2. Description of Prior Art
Stringent requirements will be set on refinery fuel gas to lower levels of sulfur, and thus minimize SOx emissions upon burning. Fuel gas sulfur levels as low as 40 ppm are contemplated in California while limits of 100 ppm may be imposed elsewhere in the United States.
Refinery fuel gases are typically purified before further treatment. This would normally involve the removal of hydrogen sulfide and mercaptans by means of alkaline absorbents, particularly alkanolamines, followed by sulfur production in a Claus process.

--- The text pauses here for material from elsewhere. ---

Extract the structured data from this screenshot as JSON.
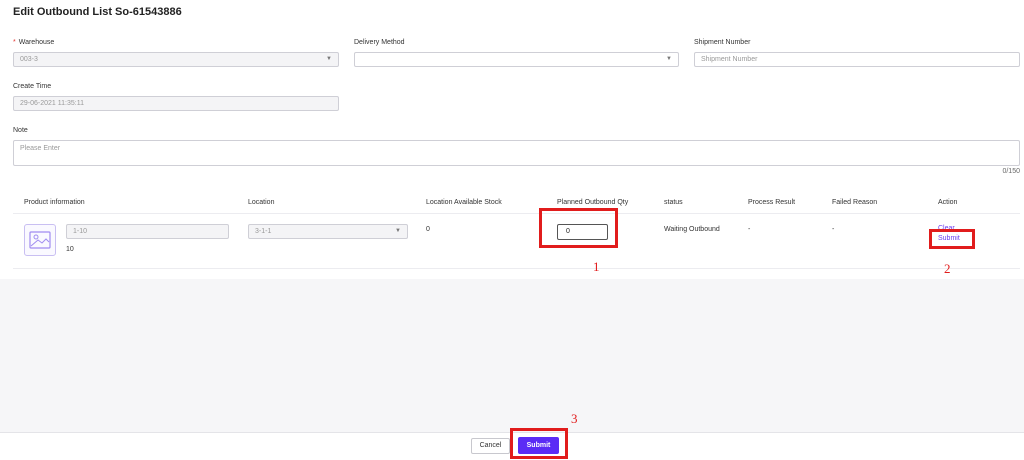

Solvents used for hydrogen sulfide absorption include aqueous solutions of monoethanolamine (MEA), diethanolamine (DEA), and diisopropanolamine (ADIP). These differ in volatility and selectivity for the removal of hydrogen sulfide, mercaptans, and carbon dioxide from gases of different composition. Other alkaline solvents used for absorption of acidic components in gases include potassium carbonate solutions with activators and solubilizers to improve gas/liquid contacting, sodium phenate and several other organic compounds (Alazid) and alkaline phosphates. In most of these sulfur is separated as concentrated hydrogen sulfide gas. However, in the Stretford process, an hydrogen sulfide saturated anthraquinone disulphonate solution is oxidized with air to produce elemental sulfur, which is precipitated and removed by filtration.
These fuel gas streams may be further desulfurized by passing the gas over a bed of molecular sieves or synthetic zeolites. Impurities are retained in the bed. When the bed is saturated, it is regenerated by passing hot clean gas or hot nitrogen, generally in a reverse direction.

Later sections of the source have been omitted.